Noradrenergic influences on the cerebellar cortex: Effects on vestibular reflexes under basic and adaptive conditions

Abstract

Experiments performed either in decerebrate cats or in intact rabbits have shown that functional inactivation of the cerebellar anterior vermis or the flocculus decreased the basic gain of the vestibulospinal or the vestibulo-ocular reflex, respectively. These findings were attributed to the fact that a proportion of the vermal or floccular Purkinje cells, which are inhibitory in function, discharge out of phase with respect to the vestibulospinal or the vestibulo-ocular neurons during sinusoidal animal rotation, thus exerting a facilitatory influence on the gain of the vestibular reflexes. Intravermal injection of a β-noradrenergic agonist slightly increased the gain of the vestibulospinal reflex, whereas the opposite result was obtained after injection of β-antagonists. Similarly, intrafloccular injection of a β-noradrenergic agonist slightly facilitated the gain of the vestibulo-ocular reflex in darkness (but not in light), whereas a small decrease of the reflex occurred after injection of a β-antagonist. It was postulated that the noradrenergic system acts on Purkinje cells by enhancing their amplitude of modulation to a given labyrinth signal, thus increasing the basic gain of the vestibular reflexes.
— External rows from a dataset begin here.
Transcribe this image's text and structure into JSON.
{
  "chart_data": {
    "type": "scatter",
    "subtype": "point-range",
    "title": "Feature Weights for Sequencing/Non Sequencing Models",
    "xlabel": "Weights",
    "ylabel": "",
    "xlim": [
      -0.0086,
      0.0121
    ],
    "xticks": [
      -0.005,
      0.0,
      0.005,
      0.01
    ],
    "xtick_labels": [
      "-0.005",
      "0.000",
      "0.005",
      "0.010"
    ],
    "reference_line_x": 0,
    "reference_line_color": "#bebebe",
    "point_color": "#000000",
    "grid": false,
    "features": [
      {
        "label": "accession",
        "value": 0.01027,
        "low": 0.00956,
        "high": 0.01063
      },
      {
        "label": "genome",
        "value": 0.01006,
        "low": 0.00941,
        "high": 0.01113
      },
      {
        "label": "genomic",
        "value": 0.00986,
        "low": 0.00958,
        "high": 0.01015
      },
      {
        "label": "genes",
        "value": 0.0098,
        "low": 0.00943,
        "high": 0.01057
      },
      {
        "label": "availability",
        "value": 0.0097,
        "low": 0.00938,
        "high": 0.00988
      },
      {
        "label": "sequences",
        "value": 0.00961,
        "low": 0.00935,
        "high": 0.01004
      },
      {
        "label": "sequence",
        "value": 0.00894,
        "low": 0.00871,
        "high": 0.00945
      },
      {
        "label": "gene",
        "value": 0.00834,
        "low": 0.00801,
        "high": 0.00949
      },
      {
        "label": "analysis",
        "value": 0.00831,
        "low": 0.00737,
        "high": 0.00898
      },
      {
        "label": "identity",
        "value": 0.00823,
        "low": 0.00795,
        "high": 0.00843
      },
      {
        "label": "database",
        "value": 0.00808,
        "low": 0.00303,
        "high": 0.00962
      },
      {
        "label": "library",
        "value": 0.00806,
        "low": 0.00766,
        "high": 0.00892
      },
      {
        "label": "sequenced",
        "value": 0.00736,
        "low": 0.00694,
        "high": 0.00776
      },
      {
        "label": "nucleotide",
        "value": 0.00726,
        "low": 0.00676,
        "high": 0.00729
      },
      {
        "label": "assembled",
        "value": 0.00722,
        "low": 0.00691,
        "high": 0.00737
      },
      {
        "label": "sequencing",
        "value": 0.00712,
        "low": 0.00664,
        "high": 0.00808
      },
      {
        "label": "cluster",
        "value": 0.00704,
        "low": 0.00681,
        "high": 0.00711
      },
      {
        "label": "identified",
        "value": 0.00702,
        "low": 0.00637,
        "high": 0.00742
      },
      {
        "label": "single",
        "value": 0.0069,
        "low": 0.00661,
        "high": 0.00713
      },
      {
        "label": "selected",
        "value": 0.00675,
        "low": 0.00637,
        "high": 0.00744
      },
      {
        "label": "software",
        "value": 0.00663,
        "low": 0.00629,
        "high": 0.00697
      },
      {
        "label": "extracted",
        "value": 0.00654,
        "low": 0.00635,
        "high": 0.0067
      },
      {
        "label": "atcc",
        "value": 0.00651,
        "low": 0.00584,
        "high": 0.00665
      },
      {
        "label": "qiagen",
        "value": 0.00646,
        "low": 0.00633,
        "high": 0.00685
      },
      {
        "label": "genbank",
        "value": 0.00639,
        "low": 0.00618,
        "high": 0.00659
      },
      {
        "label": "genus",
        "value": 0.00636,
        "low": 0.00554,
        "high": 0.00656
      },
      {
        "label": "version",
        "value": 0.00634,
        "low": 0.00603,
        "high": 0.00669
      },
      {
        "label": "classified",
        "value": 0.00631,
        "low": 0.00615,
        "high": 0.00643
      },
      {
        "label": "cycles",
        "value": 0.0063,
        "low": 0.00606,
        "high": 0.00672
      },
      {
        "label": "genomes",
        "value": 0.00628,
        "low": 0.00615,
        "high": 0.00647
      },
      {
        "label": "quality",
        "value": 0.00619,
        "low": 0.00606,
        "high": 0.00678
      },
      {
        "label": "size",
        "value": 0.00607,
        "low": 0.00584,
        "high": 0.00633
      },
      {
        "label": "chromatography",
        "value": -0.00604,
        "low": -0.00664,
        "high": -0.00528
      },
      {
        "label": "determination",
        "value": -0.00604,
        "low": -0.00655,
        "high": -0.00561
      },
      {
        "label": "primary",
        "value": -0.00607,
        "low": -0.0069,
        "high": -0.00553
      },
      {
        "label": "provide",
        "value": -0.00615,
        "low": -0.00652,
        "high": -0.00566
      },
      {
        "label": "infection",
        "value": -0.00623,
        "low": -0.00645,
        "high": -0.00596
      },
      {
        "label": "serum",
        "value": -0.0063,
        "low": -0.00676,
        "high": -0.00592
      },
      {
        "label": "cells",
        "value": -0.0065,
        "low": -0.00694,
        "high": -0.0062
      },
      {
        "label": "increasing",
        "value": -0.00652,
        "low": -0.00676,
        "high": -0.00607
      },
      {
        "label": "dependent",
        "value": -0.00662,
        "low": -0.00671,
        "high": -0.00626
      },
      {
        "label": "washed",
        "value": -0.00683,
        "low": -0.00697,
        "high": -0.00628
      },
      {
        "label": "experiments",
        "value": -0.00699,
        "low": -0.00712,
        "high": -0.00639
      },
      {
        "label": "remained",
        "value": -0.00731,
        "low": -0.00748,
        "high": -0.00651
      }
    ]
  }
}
The Purkinje cells of the cerebellar anterior vermis and the flocculus also exert a prominent role on the adaptation of vestibulospinal and vestibulo-ocular reflexes, respectively. In particular, intravermal or intrafloccular injection of β-noradrenergic antagonists decreased or suppressed the adaptive capacity of the vestibulospinal and vestibulo-ocular reflexes that always occurred during sustained out-of-phase neck-vestibular or visual-vestibular stimulation, whereas the opposite result was obtained after local injection of a β-noradrenergic agonist. The noradrenergic innervation of the cere-bellar cortex originates from the locus coeruleus complex, whose neurons respond to vestibular, neck, and visual signals. It was postulated that this structure acts through β-adrenoceptors to increase the expression of immediate-early genes, such as c- fos and Jun-B, in the Purkinje cells during vestibular adaptation. Induction of immediate-early genes could then represent a mechanism by which impulses elicited by sustained neck-vestibular or visuovestibular stimulation are transduced into long-term biochemical changes that are required for cerebellar long-term plasticity. (Otolaryngol Head Neck Surg 1998;119:93-105.)